Assessing the CO2 stored mass at the Sleipner storage site from time lapse gravity data

This study shows that multiscale imaging methods applied to time-lapse gravity data can be effective to estimate the subsurface stored mass of CO₂. Differently from previous studies based on simplified plume shapes, we show that a multiscale analysis of gravity data is particularly useful to properly estimate the excess mass from gravity anomalies associated with complex plume geometries and characterized by multi-homogeneity properties. With a multiscale approach, in fact, we can exploit the scaling behavior of the potential fields and assess the variation in the degree of homogeneity and, consequently, the estimation of the structural index of the source. 

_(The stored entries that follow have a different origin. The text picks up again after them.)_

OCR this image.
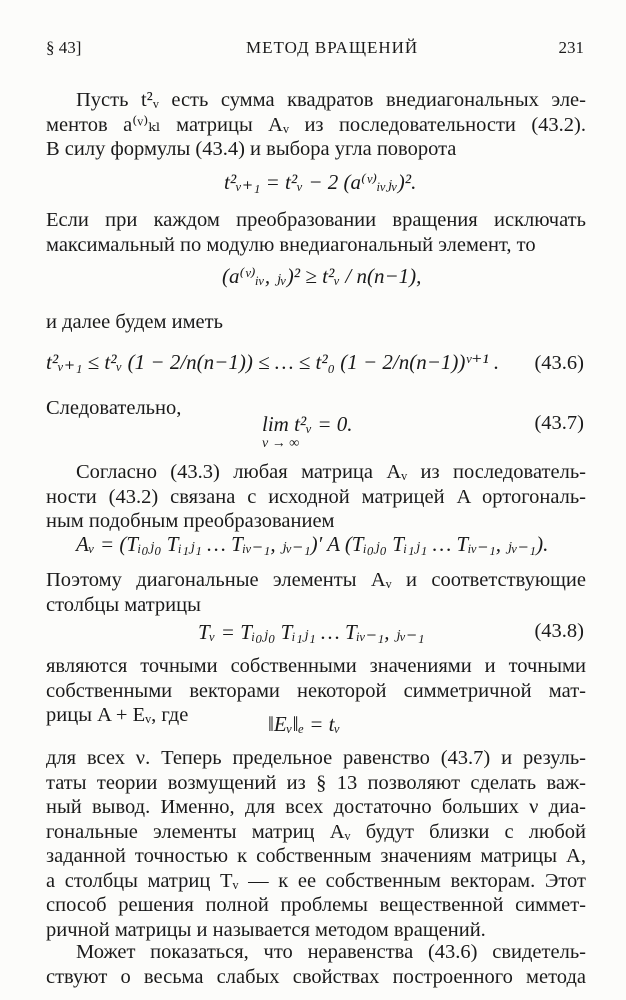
§ 43]	МЕТОД ВРАЩЕНИЙ	231
Пусть t²ᵥ есть сумма квадратов внедиагональных эле-
ментов a⁽ᵛ⁾ₖₗ матрицы Aᵥ из последовательности (43.2).
В силу формулы (43.4) и выбора угла поворота
t²ᵥ₊₁ = t²ᵥ − 2 (a⁽ᵛ⁾ᵢᵥⱼᵥ)².
Если при каждом преобразовании вращения исключать
максимальный по модулю внедиагональный элемент, то
(a⁽ᵛ⁾ᵢᵥ, ⱼᵥ)² ≥ t²ᵥ / n(n−1),
и далее будем иметь
t²ᵥ₊₁ ≤ t²ᵥ (1 − 2/n(n−1)) ≤ … ≤ t²₀ (1 − 2/n(n−1))ᵛ⁺¹ . (43.6)
Следовательно,
lim t²ᵥ = 0.
ν → ∞
(43.7)
Согласно (43.3) любая матрица Aᵥ из последователь-
ности (43.2) связана с исходной матрицей A ортогональ-
ным подобным преобразованием
Aᵥ = (Tᵢ₀ⱼ₀ Tᵢ₁ⱼ₁ … Tᵢᵥ₋₁, ⱼᵥ₋₁)′ A (Tᵢ₀ⱼ₀ Tᵢ₁ⱼ₁ … Tᵢᵥ₋₁, ⱼᵥ₋₁).
Поэтому диагональные элементы Aᵥ и соответствующие
столбцы матрицы
Tᵥ = Tᵢ₀ⱼ₀ Tᵢ₁ⱼ₁ … Tᵢᵥ₋₁, ⱼᵥ₋₁	(43.8)
являются точными собственными значениями и точными
собственными векторами некоторой симметричной мат-
рицы A + Eᵥ, где	‖Eᵥ‖ₑ = tᵥ
для всех ν. Теперь предельное равенство (43.7) и резуль-
таты теории возмущений из § 13 позволяют сделать важ-
ный вывод. Именно, для всех достаточно больших ν диа-
гональные элементы матриц Aᵥ будут близки с любой
заданной точностью к собственным значениям матрицы A,
а столбцы матриц Tᵥ — к ее собственным векторам. Этот
способ решения полной проблемы вещественной симмет-
ричной матрицы и называется методом вращений.
Может показаться, что неравенства (43.6) свидетель-
ствуют о весьма слабых свойствах построенного метода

The simulated gravity dataset and the estimated homogeneity degree values at different altitudes showed that, as the distance from the source increases, the gravity field associated with the CO₂ plume becomes progressively smooth and can be approximated as homogeneous. Moreover, the multiscale analysis effectively reduces the noise effect, that is particularly advantageous for CO₂ storage monitoring, where low signal-to-noise ratios are expected. The excess mass inferred using our approach results closely equal to the true value with accuracy higher than 99%. Our multiscale analysis was also successfully applied to the real time-lapse gravity dataset acquired at the Sleipner site.

This study presents a useful approach for developing new monitoring strategies for CCS purposes. Time-lapse gravity surveying has again proven to be an effective tool for inferring key reservoir properties, complementing seismic monitoring techniques.